5500 Haushalte sollen Auskunft geben
Lindenberg will von Bürgern wissen, wie viel Miete sie bezahlen – Hintergrund: Gerichtsurteil
- Ludwig Gehring spricht von einer „großen Klatsche, um eine kleine Fliege zu erschlagen“. Die Stadt lässt für 20 000 Euro ein Gutachten über die Nettokaltmieten in Lindenberg erstellen. Für die repräsentative Umfrage wird eine externe Firma im Herbst rund 5500 Haushalte im Stadtgebiet befragen – sowohl Mieter als auch Wohnungseigentümer. Die Teilnahme ist freiwillig. Die Stadt hofft aber, dass möglichst viele Bürger Angaben machen – denn diese Zahlen werden künftig die Grundlage für die Berechnung der Zweitwohnungssteuer sein.
Eine solche Abgabe erhebt die Stadt seit Januar 2006. Berechnet wurde die Zweitwohnungssteuer zuletzt mittels einer vom Finanzamt ermittelten fiktiven Jahresrohmiete. Dieses Vorgehen hat das Bundesverwaltungsgericht im vergangenen Sommer gekippt und entschieden, dass ab dem Jahr 2020 die Nettokaltmiete als Bemessungsgröße heranzuziehen ist.
Weil es in Lindenberg aber keinen Mietspiegel gibt, muss die Stadt die dafür notwendigen Daten nun erfassen. Bei Zweitwohnungen, die jemand angemietet hat, kann sie das über den Mietvertrag tun. Bei den Wohnungen, die der Eigentümer selbst nutzt, gibt es keine festgelegte Nettokaltmiete. In diesen Fällen ist deren Höhe zu schätzen – und zwar anhand der Summe, die für Räume gleicher Art, gleicher Lage und Ausstattung gezahlt werden.
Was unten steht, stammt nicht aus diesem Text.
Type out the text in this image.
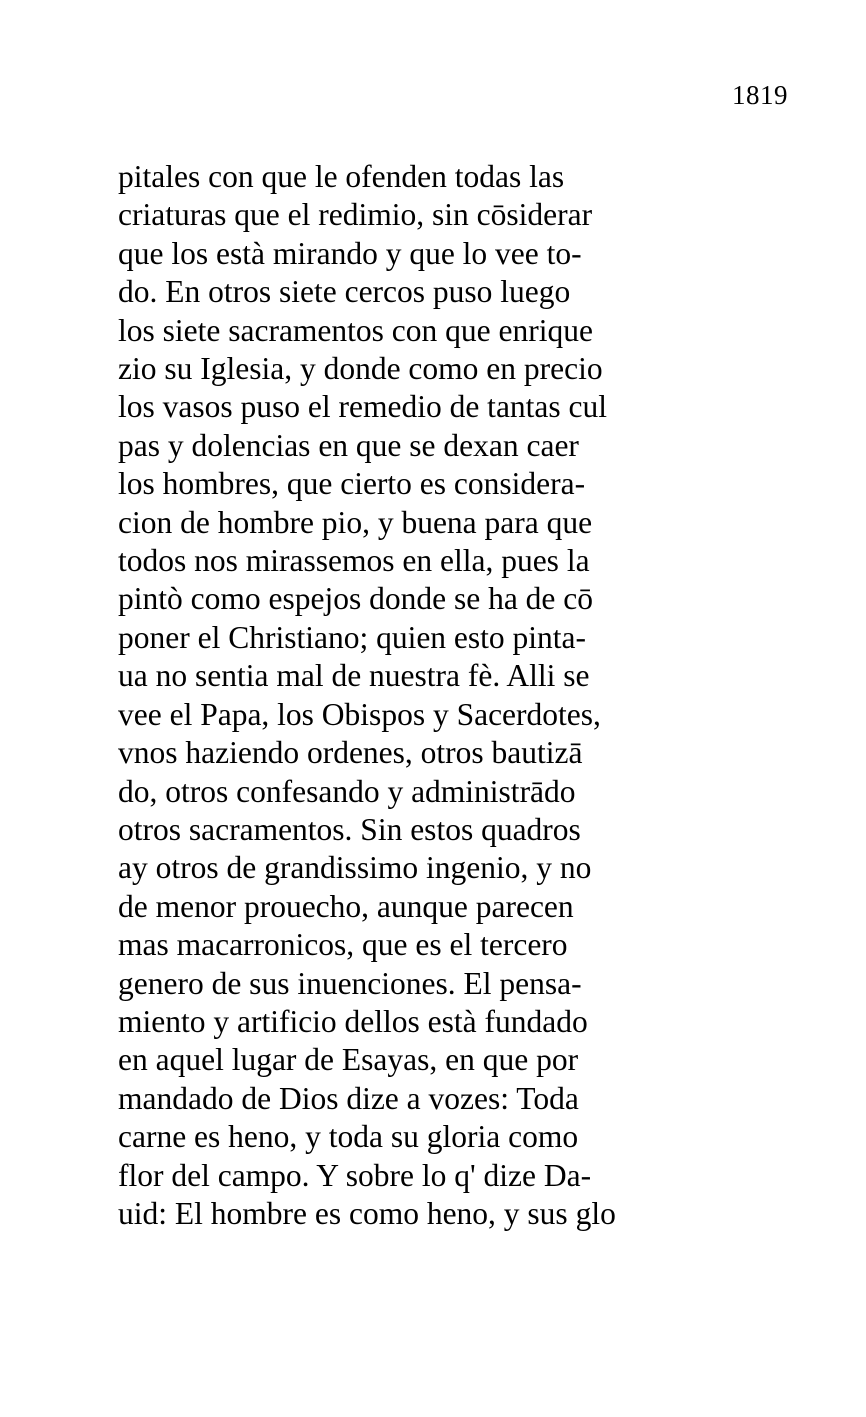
1819
pitales con que le ofenden todas las
criaturas que el redimio, sin cōsiderar
que los està mirando y que lo vee to-
do. En otros siete cercos puso luego
los siete sacramentos con que enrique
zio su Iglesia, y donde como en precio
los vasos puso el remedio de tantas cul
pas y dolencias en que se dexan caer
los hombres, que cierto es considera-
cion de hombre pio, y buena para que
todos nos mirassemos en ella, pues la
pintò como espejos donde se ha de cō
poner el Christiano; quien esto pinta-
ua no sentia mal de nuestra fè. Alli se
vee el Papa, los Obispos y Sacerdotes,
vnos haziendo ordenes, otros bautizā
do, otros confesando y administrādo
otros sacramentos. Sin estos quadros
ay otros de grandissimo ingenio, y no
de menor prouecho, aunque parecen
mas macarronicos, que es el tercero
genero de sus inuenciones. El pensa-
miento y artificio dellos està fundado
en aquel lugar de Esayas, en que por
mandado de Dios dize a vozes: Toda
carne es heno, y toda su gloria como
flor del campo. Y sobre lo q' dize Da-
uid: El hombre es como heno, y sus glo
Damit diese Schätzung rechtssicher ist, benötigt die Stadt ein Gutachten. Der Stadtrat hat gegen die Stimmen von Ludwig Gehring und Jutta Frach beschlossen, ein solches in Auftrag zu geben. Anhand der Grundsteuerdatei und der Einwohnermeldedaten sollen rund 5500 Haushalte zufällig ausgewählt werden. Bei der freiwilligen Umfrage sollen sie unter anderem Angaben zum Mietverhältnis, zur Höhe
der Miete sowie zur Lage, Größe und Ausstattung der Wohnung machen. Die Erhebung soll zwischen Oktober 2020 und September 2021 erfolgen. Die Stadt verspricht, dass bei der einmaligen Befragung die Vorgaben des Datenschutzgesetzes eingehalten werden. Die Angaben werden demnach anonym gespeichert.
In Lindenberg sind derzeit 340 Zweitwohnsitze gemeldet. Allerdings müssen nur 50 davon Steuern bezahlen. Denn Studenten und Berufspendler werden laut Stadtkämmerin Birgitt Richter von der Stadt nicht zur Kasse gebeten. Die Einnahmen belaufen sich dennoch auf rund 30 000 Euro pro Jahr.
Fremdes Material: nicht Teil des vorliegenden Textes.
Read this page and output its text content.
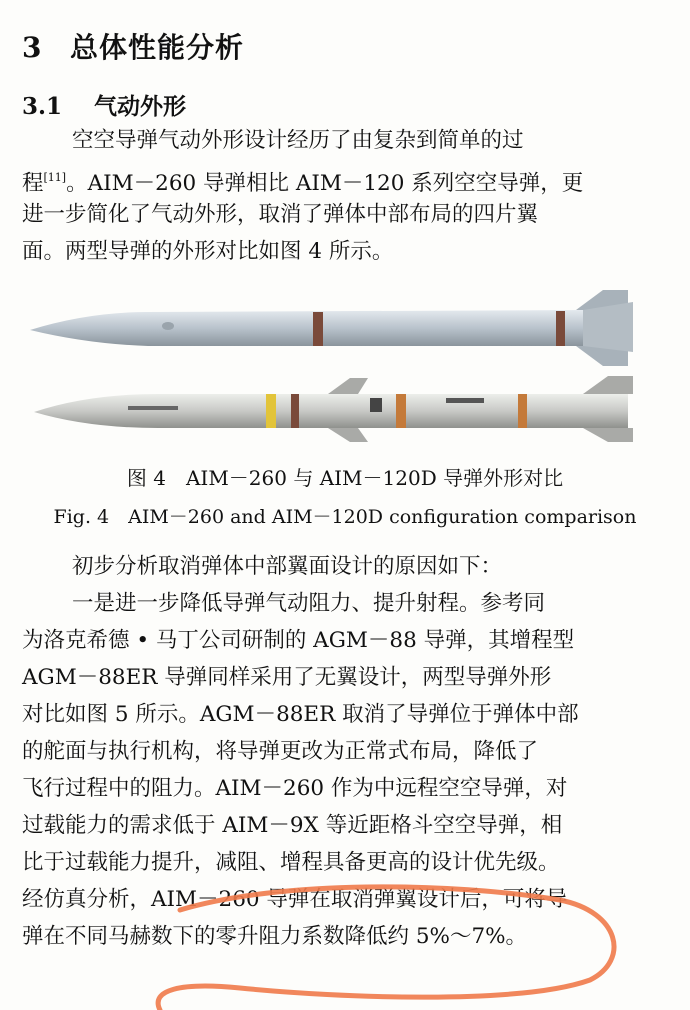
3 总体性能分析
3.1 气动外形
空空导弹气动外形设计经历了由复杂到简单的过
程[11]。AIM－260 导弹相比 AIM－120 系列空空导弹，更
进一步简化了气动外形，取消了弹体中部布局的四片翼
面。两型导弹的外形对比如图 4 所示。
图 4　AIM－260 与 AIM－120D 导弹外形对比
Fig. 4　AIM－260 and AIM－120D configuration comparison
初步分析取消弹体中部翼面设计的原因如下：
一是进一步降低导弹气动阻力、提升射程。参考同
为洛克希德 • 马丁公司研制的 AGM－88 导弹，其增程型
AGM－88ER 导弹同样采用了无翼设计，两型导弹外形
对比如图 5 所示。AGM－88ER 取消了导弹位于弹体中部
的舵面与执行机构，将导弹更改为正常式布局，降低了
飞行过程中的阻力。AIM－260 作为中远程空空导弹，对
过载能力的需求低于 AIM－9X 等近距格斗空空导弹，相
比于过载能力提升，减阻、增程具备更高的设计优先级。
经仿真分析，AIM－260 导弹在取消弹翼设计后，可将导
弹在不同马赫数下的零升阻力系数降低约 5%～7%。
„Der Aufwand ist hoch“, meinte SPD-Sprecher Helmut Wiedemann. Auch Bürgermeister Eric Ballerstedt sieht darin „ein ordentliches Stück Bürokratie“. Dennoch müsse man diese Kröte schlucken. Er stellte klar: „An der Zweitwohnungssteuer
Bürgermeister Eric Ballerstedt
führt kein Weg vorbei. Es liegt nicht im Interesse einer Kommune, möglichst viele Zweitwohnungen zu haben.“Die 20 000 Euro seien viel Geld, die Sache sei es aber letztlich wert.
Auch Michael Wegscheider (SPD) sieht die Zweitwohnungssteuer als eine „Abwehrsteuer“. Er wollte dennoch wissen, wie hoch denn im Vergleich zu den Einnahmen der Personal- und Sachaufwand in der Verwaltung ist. „Es wird vermutlich gerade kostendeckend sein“, glaubt er. Hier widersprach ihm die Kämmerin: „Der Personalaufwand liegt unter dem, was wir an Einnahmen haben.“
Florian Weber von den Freien Wählern wollte wissen, wieso die Stadt nicht gleich einen Mietspiegel erstellen lässt. Das habe zwei Gründe, sagte Richter: Zum einen müsse man diesen laufend fortschreiben – zum anderen sei es erfahrungsgemäß so, dass in einer Stadt die Mieten recht schnell spürbar steigen, sobald Vermieter auf Vergleichszahlen schauen können. Das wolle man vermeiden.